Advertisement

Family, Officials Seek Probe of L.A. Man’s Death in Mexico Jail : Inquiry: House painter is second Angeleno in a year to be killed while in custody. Authorities say he died in a scuffle as officers tried to put him in a straitjacket.

TIMES STAFF WRITER

The family of the second Los Angeles man to be killed in a Mexican jail in less than a year called Tuesday for the U.S. and Mexican governments to act swiftly in punishing police officers who they say are responsible for his murder and an attempted cover-up.

Also on Tuesday, U.S. Rep. Lucille Roybal-Allard (D-Los Angeles) and a special investigator for the Amnesty International human rights organization said they will take steps to ensure that the Mexican government properly investigates the death of Raul Langarica.

Langarica, 42, a South-Central Los Angeles house painter, died April 14 in the custody of the Jalisco state judicial police in Guadalajara after being arrested on suspicion of murder and dealing drugs.

Advertisement

At a news conference Tuesday, relatives said Langarica was arrested on trumped-up charges and then tortured and killed because Mexican police wanted the more than $8,500 in cash he had brought with him to his birthplace of Guadalajara. Mexican authorities told the family that Langarica fought with police and cellmates while in jail, and that he died while they were trying to put him into a straitjacket.

More than a dozen relatives released photographs showing that Langarica had suffered a deep, three-inch gash on his forehead and other injuries. They also released a death certificate in which Mexican authorities said the cause of death was homicide resulting from a contusion to the chest.

“This case has all the patterns of a human rights violation and the brutality practiced by the Mexican police,” human rights advocate Javier Rodriguez said.

Advertisement

Miguel Escobar, spokesman for the Mexican Consulate in Los Angeles, said he was awaiting a detailed report on the incident before making any comment. “We are not denying that sometimes, as in every country, these human rights violations occur,” he said. “But we do not condone these actions, or allow them to go unpunished.”

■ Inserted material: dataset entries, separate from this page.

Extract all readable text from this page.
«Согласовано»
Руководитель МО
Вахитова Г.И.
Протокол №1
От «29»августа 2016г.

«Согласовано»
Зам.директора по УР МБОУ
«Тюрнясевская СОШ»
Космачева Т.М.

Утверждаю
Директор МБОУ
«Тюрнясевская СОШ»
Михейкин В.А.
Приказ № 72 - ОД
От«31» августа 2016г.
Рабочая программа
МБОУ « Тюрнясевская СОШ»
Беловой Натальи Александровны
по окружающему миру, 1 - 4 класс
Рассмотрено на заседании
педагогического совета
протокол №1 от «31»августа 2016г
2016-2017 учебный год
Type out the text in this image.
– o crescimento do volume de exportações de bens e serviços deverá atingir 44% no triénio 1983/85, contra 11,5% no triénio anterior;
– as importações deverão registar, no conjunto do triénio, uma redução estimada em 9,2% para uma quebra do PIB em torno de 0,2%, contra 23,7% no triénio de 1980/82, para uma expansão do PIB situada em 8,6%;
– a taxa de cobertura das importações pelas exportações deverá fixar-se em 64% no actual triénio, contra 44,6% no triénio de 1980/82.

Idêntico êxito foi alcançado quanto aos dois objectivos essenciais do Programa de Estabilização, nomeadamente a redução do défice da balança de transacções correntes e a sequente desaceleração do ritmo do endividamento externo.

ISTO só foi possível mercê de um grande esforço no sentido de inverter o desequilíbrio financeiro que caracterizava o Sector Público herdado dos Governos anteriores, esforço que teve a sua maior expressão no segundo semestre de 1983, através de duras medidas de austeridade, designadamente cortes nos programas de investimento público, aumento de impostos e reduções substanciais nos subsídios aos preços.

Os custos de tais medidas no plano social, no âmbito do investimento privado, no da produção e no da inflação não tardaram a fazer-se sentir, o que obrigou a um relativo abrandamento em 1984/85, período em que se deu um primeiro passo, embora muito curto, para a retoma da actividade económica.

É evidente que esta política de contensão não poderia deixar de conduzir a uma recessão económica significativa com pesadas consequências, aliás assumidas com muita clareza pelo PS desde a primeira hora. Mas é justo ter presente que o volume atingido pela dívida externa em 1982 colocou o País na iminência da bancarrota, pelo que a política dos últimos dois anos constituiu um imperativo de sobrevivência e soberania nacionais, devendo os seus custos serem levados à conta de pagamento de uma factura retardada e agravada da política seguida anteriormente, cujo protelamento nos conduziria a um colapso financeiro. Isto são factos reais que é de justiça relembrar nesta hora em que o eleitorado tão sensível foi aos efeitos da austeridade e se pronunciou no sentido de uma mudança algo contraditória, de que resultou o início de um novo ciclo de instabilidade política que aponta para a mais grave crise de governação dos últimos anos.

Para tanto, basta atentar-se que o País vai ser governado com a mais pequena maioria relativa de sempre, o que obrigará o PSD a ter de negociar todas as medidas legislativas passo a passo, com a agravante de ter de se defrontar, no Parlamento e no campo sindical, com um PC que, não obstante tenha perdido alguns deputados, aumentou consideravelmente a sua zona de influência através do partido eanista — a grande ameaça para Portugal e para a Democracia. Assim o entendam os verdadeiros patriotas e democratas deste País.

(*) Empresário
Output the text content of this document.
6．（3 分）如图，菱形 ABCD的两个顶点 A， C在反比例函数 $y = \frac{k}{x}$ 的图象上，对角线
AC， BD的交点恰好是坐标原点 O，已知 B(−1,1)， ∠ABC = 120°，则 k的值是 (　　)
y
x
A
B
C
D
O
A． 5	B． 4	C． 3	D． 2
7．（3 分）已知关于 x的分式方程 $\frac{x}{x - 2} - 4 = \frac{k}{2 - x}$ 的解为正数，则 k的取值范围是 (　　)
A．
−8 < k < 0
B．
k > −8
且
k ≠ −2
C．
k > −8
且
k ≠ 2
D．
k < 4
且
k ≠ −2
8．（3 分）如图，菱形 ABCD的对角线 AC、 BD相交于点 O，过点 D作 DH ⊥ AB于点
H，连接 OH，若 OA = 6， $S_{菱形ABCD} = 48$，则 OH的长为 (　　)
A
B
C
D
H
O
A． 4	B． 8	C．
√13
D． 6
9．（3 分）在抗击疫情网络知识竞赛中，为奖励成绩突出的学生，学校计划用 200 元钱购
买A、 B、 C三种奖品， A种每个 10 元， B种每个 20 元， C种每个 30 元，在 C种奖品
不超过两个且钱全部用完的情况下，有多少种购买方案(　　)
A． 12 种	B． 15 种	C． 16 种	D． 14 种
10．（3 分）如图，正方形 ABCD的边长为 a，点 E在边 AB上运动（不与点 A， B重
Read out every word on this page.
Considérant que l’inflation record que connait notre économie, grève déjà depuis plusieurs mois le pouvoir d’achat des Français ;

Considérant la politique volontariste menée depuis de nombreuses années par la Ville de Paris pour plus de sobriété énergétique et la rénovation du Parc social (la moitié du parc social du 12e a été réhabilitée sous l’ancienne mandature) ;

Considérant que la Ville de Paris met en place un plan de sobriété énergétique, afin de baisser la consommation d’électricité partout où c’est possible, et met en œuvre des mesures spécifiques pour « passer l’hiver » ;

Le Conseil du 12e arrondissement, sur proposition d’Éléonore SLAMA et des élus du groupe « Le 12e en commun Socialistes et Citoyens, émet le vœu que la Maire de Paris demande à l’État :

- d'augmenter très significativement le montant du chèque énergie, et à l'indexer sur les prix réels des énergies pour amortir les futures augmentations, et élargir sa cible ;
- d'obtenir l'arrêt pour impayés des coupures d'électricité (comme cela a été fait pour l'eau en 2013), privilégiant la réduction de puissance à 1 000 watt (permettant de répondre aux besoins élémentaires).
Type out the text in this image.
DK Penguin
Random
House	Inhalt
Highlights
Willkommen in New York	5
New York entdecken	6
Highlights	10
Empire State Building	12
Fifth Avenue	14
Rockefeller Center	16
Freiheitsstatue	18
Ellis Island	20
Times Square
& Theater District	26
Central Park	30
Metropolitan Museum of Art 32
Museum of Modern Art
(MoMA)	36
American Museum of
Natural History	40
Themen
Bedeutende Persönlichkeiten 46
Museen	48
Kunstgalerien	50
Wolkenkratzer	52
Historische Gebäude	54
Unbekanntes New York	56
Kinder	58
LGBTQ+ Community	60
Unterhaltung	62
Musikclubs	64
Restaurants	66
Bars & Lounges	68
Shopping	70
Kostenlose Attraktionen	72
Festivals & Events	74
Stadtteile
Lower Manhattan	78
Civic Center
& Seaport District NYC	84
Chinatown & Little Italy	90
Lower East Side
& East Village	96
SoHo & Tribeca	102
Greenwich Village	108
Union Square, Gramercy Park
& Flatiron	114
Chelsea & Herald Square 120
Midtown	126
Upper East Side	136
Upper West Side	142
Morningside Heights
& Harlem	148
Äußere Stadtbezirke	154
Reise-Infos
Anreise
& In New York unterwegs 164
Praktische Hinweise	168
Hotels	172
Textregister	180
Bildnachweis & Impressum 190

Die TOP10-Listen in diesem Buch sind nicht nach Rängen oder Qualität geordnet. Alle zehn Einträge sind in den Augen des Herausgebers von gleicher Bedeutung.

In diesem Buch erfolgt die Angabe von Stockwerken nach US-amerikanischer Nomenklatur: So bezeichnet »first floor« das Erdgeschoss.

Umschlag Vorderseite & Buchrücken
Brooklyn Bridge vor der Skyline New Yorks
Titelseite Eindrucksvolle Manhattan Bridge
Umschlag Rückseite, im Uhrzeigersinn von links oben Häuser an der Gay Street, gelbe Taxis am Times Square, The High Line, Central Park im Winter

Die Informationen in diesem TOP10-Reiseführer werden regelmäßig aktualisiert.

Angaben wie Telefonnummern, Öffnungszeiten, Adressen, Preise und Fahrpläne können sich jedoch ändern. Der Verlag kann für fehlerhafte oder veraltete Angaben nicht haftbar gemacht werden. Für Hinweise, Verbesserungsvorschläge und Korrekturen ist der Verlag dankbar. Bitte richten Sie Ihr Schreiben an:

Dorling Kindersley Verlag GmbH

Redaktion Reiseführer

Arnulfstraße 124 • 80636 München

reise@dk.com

Family members and two human rights advocates said there were many troubling discrepancies in police accounts. Although Langarica could have suffered the head injury during a scuffle, they said he never would have put up such a fight and never used drugs, as police alleged. Langarica’s mother and brother, Guillermo, said that when they traveled to Guadalajara to claim the body and get answers, the police refused to cooperate and at first would not even show them the body.

Authorities also initially refused to give back more than $8,500 that relatives said had been taken from Langarica until they produced photographs that proved Langarica had recently won the money in a Spanish-language newspaper contest. Even then, Guillermo Langarica said, several thousand dollars, a watch and a ring were missing.

Advertisement

Officials in Guadalajara had no comment Tuesday.

The family met last Thursday with Roybal-Allard’s staff, and the congresswoman has written to the U.S. Consulate in Guadalajara demanding that consular officials pressure Mexico into investigating the case.

Diego Zavala, Amnesty International’s New Orleans-based investigator for Mexico, said he too would monitor the case closely because of Mexico’s well-documented history of allowing police to torture people with impunity and then failing to investigate, even when cases like Langarica’s are listed as homicides.

Police frequently blame such deaths on inmates, Zavala said, saying they were on drugs or were fighting.

In June, Mario Amado of North Hollywood was found dead in his jail cell in Rosarito. Although Mexican police said it was a suicide, two independent autopsies concluded he was strangled.